Many people start tracing their ancestry assuming that their ancestors have always lived in Britain, and never strayed abroad. However, especially in the 18th, 19th and early 20th centuries, the British Empire took British people all over the globe, as sailors, soldiers, administrators, engineers, medics and, indeed, as explorers and adventurers. Many died abroad or settled there, but many more returned after their tours of duty were over, to take up jobs back home.
Thus, an amazing amount of 'British' family history involves periods spent in places as diverse as the arid plains of India, or the torrid jungles of the Far East.
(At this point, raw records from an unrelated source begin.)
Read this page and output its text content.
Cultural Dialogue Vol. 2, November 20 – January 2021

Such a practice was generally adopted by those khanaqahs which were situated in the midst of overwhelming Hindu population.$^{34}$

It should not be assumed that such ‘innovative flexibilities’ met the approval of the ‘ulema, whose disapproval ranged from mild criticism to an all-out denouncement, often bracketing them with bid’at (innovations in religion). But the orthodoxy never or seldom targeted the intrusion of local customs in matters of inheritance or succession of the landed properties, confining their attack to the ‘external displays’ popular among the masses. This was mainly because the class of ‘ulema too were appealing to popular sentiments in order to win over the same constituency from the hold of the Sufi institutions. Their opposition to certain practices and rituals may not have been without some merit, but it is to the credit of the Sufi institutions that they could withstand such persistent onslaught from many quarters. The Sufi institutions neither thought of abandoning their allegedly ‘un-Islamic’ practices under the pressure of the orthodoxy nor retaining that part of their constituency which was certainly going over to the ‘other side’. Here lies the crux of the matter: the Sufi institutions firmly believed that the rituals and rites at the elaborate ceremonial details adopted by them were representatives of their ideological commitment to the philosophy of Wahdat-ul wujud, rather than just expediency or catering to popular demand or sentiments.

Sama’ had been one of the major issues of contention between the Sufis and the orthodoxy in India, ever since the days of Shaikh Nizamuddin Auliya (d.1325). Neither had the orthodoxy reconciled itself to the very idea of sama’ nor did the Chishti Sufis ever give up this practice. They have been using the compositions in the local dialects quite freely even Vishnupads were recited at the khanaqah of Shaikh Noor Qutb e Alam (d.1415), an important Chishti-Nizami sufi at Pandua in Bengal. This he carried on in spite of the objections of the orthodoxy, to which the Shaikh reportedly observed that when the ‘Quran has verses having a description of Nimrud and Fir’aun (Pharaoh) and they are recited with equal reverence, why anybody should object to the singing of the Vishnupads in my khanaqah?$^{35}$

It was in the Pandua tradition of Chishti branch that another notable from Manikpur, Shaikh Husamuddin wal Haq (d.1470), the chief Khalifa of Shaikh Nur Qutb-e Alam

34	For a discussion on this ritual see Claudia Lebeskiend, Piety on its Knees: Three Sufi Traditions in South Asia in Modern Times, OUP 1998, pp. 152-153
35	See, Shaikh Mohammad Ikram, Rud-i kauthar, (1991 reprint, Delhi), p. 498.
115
Sometimes, censuses will reveal this, when they show an otherwise perfectly normal family living in the suburbs of London, or an obscure country village, but with some of their children born in far-off, exotic locations.
Before the censuses, you may not find 'foreign' events in your family unless you look for them specifically. You may have a normal farm labourer in your family tree, living near his parents, with an apparently ordinary set of children. Unless you research the matter, you may never discover that he had joined up as a boy soldier, and spent his late teens clambering across the Himalayas, or sweating it out in some far-flung British post in South America. The records of armed forces births, baptisms, marriages and deaths go right back to 1761. Why not have a look? Overseas & Military Births
World War 1 and World War 2 Death Records
The First World War raged between 1914 and 1918, and the Second World War was fought between 1939 and 1945. In both cases, many men actually served for several years after the official end of hostilities, 'policing' the defeated countries and helping reorganise the liberated ones. The records include a wide range of casualties, ranging from those who died in battle to those who succumbed to the terrible WW2 Japanese Prisoner of War camps in the Far East. For these and all wars, you can follow up your research on the Commonwealth War Graves Commission website, www.cwgc.org and also by seeking the person's service records. Some for WW1 do not survive, but those that do are at The National Archives (www.nationalarchives.gov.uk). Those for WW2 are held by the armed forces, and are only released to the serviceperson themselves, or, if they have died, to their proven next-of-kin. The WW2 army service records, for example, are at the Army Records Centre, Ministry of Defence, Historical Disclosure, Mail Point 400, Kentigern House, 65 Brown Street, Glasgow, G2 8EX 0141 224 3030.